Dealing with Mesosphere Marathon Lost Tasks
This is a short post but I felt like it needed to be done. There is a lot of documentation both on the marathon resources page: https://mesosphere.com/blog/2016/02/17/marathon-production-ready-containers/ as well as all over blogs and of course stackoverflow. However, this particular issue I'm about to discuss is not very well documented and the only resources available are github issues and comments posted by users like me who ran into this while deploying a new cluster.
Whats the problem?
I'm not going to discuss what Apache Mesos and Mesosphere Marathon are because those two are insanely huge topics. Maybe I'll write something about my experience building out a cluster from the ground up at some point later. What I do want to discuss is the issue with lost marathon tasks. From time to time, running tasks, which have been scheduled by marathon in mesos, get into a bad state. Using the mesos jargon these tasks are "Lost" in other words these tasks failed for any number of reasons. The tasks appear under the list of Tasks when calling the /v2/apps/<APP>/tasks with the status LOST. At first glance this may appear innocent enough, however, with only basic marathon configuration, the lost tasks prevent marathon deployments from completing correctly. As a result scaling the application, restarting and other actions are not possible.
Take step back
I'm not an expert when it comes to marathon configuration, and I followed the official mesos documentation to configure a simple cluster in GCE (Google Compute Engine). I configured 3 mesos masters and set the quorum value to 2 which is the minimum configuration for a highly available cluster. On each mesos master I configured a marathon scheduler and set up 5 mesos slaves to run tasks. I went with the simplest option and installed both zookeeper, mesos and marathon using the APT software packages which automatically install mesos and marathon as services in init.d.
A quick look at the marathon init script, the start command simply runs the marathon binary:
start() { start-stop-daemon --start --background --quiet \ --pidfile "$PID" --make-pidfile \ --exec /usr/bin/marathon }
On the surface everything looks correct. The marathon UI runs, applications can spin up with the right number of tasks and the REST API which is the backend for the marathon UI works as expected. I can start and stop the service with the standard service command.

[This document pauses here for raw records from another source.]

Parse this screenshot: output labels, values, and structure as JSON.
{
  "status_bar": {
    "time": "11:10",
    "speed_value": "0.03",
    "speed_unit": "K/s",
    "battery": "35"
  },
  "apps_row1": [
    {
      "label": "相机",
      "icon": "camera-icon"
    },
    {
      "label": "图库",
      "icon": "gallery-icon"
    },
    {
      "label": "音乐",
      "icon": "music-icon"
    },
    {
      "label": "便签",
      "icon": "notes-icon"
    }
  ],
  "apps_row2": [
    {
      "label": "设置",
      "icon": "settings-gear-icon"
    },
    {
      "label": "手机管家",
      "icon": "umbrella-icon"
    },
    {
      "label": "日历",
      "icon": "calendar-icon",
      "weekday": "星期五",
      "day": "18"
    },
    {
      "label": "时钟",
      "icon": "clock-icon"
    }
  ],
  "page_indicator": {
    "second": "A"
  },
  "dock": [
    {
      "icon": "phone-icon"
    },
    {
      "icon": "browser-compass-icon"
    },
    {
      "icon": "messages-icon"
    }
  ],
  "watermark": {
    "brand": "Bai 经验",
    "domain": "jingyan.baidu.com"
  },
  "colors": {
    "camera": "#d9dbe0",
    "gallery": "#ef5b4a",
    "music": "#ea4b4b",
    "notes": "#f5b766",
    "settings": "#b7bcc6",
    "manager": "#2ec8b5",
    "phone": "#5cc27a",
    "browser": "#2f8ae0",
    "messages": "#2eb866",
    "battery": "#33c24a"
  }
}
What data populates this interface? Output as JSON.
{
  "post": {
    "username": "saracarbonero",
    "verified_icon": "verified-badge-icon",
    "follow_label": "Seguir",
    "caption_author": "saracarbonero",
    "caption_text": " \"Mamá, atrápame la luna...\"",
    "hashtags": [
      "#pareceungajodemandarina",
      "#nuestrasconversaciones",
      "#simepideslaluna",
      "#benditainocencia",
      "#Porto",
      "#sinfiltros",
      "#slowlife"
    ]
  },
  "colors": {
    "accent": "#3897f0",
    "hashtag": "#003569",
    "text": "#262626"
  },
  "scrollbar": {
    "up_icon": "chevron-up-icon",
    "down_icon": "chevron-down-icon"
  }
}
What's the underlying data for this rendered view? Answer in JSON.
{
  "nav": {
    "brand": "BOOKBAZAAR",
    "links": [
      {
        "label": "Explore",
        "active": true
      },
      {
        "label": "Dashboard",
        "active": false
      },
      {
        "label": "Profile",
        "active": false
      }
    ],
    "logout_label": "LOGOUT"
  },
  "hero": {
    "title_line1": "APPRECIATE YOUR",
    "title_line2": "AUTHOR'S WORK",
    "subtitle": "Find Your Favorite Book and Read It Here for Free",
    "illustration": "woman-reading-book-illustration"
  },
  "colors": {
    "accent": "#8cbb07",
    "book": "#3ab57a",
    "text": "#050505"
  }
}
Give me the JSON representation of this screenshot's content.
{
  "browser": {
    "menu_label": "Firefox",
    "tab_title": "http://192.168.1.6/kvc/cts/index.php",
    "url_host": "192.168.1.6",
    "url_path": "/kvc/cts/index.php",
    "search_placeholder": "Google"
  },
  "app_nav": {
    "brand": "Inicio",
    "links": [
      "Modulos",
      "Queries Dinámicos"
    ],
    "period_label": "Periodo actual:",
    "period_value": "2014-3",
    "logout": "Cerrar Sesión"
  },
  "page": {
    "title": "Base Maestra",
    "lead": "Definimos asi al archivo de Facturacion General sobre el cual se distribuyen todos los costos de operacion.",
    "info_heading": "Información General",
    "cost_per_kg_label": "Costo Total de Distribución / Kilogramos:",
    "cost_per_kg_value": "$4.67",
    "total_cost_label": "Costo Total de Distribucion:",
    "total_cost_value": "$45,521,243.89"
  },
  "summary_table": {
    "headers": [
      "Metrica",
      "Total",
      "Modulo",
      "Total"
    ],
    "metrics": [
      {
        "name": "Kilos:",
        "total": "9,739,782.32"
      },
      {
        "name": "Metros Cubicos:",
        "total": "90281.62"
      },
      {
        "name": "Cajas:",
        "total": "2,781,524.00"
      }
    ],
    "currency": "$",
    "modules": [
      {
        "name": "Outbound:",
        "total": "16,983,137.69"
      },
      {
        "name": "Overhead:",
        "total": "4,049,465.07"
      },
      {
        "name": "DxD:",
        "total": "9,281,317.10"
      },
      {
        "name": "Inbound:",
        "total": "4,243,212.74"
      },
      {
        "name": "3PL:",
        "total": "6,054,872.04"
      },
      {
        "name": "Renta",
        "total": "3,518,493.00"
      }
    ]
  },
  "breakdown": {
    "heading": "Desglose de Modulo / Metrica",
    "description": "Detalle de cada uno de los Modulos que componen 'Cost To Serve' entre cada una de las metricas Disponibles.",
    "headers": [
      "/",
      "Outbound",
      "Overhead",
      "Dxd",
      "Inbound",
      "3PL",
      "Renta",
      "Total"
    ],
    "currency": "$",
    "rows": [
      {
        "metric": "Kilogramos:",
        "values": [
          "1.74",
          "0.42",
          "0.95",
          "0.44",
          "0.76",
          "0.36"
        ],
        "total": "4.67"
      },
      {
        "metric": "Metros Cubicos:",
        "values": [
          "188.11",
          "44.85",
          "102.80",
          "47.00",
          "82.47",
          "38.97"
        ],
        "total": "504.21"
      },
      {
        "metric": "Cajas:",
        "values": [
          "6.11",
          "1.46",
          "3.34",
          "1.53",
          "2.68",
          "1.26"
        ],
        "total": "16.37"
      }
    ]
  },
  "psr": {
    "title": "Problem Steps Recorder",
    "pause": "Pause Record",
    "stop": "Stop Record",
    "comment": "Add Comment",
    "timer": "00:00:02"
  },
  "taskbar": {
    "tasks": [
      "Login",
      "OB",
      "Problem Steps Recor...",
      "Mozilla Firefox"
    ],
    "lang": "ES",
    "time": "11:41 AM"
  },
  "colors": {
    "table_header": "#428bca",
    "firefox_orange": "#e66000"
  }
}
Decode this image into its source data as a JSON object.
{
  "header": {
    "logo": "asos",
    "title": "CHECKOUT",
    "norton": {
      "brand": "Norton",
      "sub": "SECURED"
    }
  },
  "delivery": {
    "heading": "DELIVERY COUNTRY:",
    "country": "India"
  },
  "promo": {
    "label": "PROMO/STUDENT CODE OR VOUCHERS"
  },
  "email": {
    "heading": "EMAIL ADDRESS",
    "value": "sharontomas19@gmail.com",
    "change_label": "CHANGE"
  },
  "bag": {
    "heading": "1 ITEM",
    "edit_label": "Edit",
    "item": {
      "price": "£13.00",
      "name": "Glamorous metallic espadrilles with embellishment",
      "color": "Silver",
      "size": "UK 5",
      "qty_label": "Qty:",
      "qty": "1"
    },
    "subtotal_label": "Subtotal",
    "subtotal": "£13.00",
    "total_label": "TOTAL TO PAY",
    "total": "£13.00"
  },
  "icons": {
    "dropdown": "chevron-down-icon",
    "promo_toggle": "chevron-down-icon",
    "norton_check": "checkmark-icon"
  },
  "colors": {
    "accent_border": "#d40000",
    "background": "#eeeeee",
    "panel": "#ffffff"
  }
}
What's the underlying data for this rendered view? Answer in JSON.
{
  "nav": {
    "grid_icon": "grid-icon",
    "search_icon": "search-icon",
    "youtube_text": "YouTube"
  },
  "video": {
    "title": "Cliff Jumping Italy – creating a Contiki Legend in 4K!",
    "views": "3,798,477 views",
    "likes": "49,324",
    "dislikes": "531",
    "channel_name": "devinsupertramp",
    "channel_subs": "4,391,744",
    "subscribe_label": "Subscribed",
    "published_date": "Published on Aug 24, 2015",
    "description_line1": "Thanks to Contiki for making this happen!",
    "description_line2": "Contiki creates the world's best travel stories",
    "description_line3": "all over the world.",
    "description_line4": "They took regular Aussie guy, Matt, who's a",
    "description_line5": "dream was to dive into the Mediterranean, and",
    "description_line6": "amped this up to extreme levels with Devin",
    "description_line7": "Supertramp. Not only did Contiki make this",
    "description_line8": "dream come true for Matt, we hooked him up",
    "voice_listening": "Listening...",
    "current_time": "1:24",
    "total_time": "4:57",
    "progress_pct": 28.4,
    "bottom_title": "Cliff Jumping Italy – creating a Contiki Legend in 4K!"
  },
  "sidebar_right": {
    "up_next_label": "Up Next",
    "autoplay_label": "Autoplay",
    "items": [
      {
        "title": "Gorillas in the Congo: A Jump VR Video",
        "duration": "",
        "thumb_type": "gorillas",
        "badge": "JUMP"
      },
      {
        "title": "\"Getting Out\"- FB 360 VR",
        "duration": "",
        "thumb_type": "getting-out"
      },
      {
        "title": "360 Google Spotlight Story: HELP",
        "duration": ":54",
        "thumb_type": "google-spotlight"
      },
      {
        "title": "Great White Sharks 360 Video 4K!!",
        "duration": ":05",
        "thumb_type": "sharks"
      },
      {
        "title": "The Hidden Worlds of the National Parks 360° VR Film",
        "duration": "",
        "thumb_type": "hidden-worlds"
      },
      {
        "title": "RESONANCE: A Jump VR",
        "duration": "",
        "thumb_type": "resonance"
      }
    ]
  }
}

sudo service marathon start/stop
The problem started to manifest itself when the host VMs of the mesos slaves were restarted unexpectedly. The mesos platform should be able to handle this scenario gracefully. The tasks which are no longer running, are created on another active mesos slave. This did work as expected, mesos attempted to restart the killed task, however, in rare cases the task which was killed would reappear under the applications tasks as a lost task. Seems innocent enough at first, however, an interesting side effect manifested itself in these instances. Marathon deployments of the affected application would get stuck. This included everything from attempting to scale the application, restart application, destroy application. Furthermore, other applications' deployments were getting stuck as well, due to the fact that they were waiting for the affected application deployment to complete and thus the entire cluster was in a weird, essentially unusable, state.
The solution
After some extensive research through marathon documentation, online forums, github issues, stackoverflow, I did stumble upon the solution and it was unimpressively simple. All I needed to do was add a couple of important arguments to the marathon binary to configure it propertly to deal with the lost tasks.
/usr/bin/marathon --task_lost_expunge_gc 180000 --task_lost_expunge_initial_delay 120000 --task_lost_expunge_interval 300000
--task_lost_expunge_gc tells marathon to get rid of lost tasks after some period of time.
--task_lost_expunge_initial_delay configures the initial delay of the marathon garbage collector.
--task_lost_expunge_interval configures marathon to periodically scan the tasks and removes the lost ones.
To put this all together, I simply added the above arguments to the init.d script like so:
start() { start-stop-daemon --start --background --quiet \ --pidfile "$PID" --make-pidfile \ --exec "/usr/bin/marathon --task_lost_expunge_gc 180000 --task_lost_expunge_initial_delay 120000 --task_lost_expunge_interval 300000" }
After restarting all the marathon masters with the above configuration, all the lost tasks immediately disappeared from the affected applications, and all the deployments completed as expected. I have not seen this issue pop up since.
This may or may not be the correct solution or the best solution, but it is a solution and given my inexperience with the platform, I'm running with it until I find something more appropriate.